The Difference Between Eczema and Atopic Eczema

When the skin just becomes too itchy, too rash-like, or starts to have sores that weep, it may be more than just dry skin. Eczema is a term used to describe a wide variety of skin conditions that consist of dry skin, cracking, bleeding, itch, and oozing sores. One must determine what kind of eczema one is experiencing, and then they are better able to address it and begin to heal.

One type of eczema is atopic eczema. It’s common in infants, which is why this form is sometimes called infantile eczema. It’s believed to be hereditary, especially if members of the same family suffer from hay fever or asthma. Atopic eczema can present itself on the face, scalp, neck, inside of elbows, behind the knees, and on the buttocks.

One way to determine the severity of the eczema is by process of elimination. Many physicians believe that infant eczema manifests itself due to external irritants or diet. By eliminating dairy (in most cases), infant skin tends to clear up or develops fewer breakouts. A certain type of laundry detergent may also trigger rashes and eczema in infants, which is why it’s important to use gentle detergent and use natural materials that are friendly to young skin.

Contact dermatitis is a common disease in many developed countries. Eczema can be a delayed reaction to an allergen that the skin has been exposed to, for example, poison ivy. This form of eczema is curable, as one only needs to avoid the irritant, once it is traced to the source. With the environment being as it is today, contact dermatitis is the most common occupation of skin disease among the population. Toxins in the air, water, ground, and food can all bring on eczema as the body is reacting to something unnatural.

Another form of eczema is Xerotic eczema. It’s common among the older population, as skin tends to become drier as it ages. In this case, this is dry skin turned to eczema because of the level of severity. It gets worse in the winter, and the legs are most often affected.
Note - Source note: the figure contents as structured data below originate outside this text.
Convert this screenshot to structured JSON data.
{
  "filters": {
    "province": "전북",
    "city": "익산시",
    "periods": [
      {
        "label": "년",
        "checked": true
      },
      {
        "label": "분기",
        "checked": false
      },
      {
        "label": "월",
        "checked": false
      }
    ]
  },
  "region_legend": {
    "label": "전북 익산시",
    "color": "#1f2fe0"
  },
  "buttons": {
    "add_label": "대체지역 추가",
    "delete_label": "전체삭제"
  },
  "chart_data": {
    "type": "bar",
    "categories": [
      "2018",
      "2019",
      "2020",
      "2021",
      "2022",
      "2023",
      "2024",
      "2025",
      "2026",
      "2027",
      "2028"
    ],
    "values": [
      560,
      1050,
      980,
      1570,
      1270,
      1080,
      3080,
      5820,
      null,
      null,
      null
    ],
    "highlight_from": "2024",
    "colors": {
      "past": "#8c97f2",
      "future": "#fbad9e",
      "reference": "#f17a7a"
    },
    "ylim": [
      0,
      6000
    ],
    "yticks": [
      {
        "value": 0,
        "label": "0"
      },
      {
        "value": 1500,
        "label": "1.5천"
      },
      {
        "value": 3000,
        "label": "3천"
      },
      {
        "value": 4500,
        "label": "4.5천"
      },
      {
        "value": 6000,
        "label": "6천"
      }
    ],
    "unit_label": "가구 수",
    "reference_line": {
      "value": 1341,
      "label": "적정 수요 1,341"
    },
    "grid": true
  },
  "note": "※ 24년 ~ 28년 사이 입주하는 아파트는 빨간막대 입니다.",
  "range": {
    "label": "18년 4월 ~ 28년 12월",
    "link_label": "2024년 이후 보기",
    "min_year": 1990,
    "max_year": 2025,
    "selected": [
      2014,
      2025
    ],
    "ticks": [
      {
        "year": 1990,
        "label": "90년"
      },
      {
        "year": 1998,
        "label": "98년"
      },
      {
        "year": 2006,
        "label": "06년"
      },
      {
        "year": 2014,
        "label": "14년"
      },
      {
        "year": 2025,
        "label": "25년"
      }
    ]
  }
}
Skin becomes cracked, dry, and hard. Seborrhoeic dermatitis is another form of eczema. It’s common in infants, and it’s also known as cradle cap. Dandruff is also another name for it.

Eczema is bothersome, but it is treatable. Diet is essential. One must start consuming more natural foods and oils, and exercise and fresh air help rid the body of toxic build-up. Eczema may also be a result of a food allergy, so it’s important to go through a process of elimination to discover what foods may be triggering the flare-ups.

Foods such as eggs, dairy, nuts, wheat, and caffeine are common culprits. Eczema, like psoriasis, responds well to light therapy. Exposing the affected areas to the sun is helpful, but one must be sure not to overexpose and have the skin turn cancerous.

Gentle facial cleansers and body soap, as well as laundry detergent, must be used instead of the harsher products. Regularly changing bedsheets is good practice as well, as people who suffer from eczema sometimes react to the excrement leftover by house dust mites.

Try to stay away from cortisone and steroid creams, as it tends to thin the skin out over time. Natural creams such as calendula cream, or urea cream, or plain petroleum jelly, may help more and don’t have any side effects.

Eczema may over time disappear, but for those who have it chronically, it can be controlled. Do the research, go to the doctor for advice, and you’re well on your way to a better quality of life.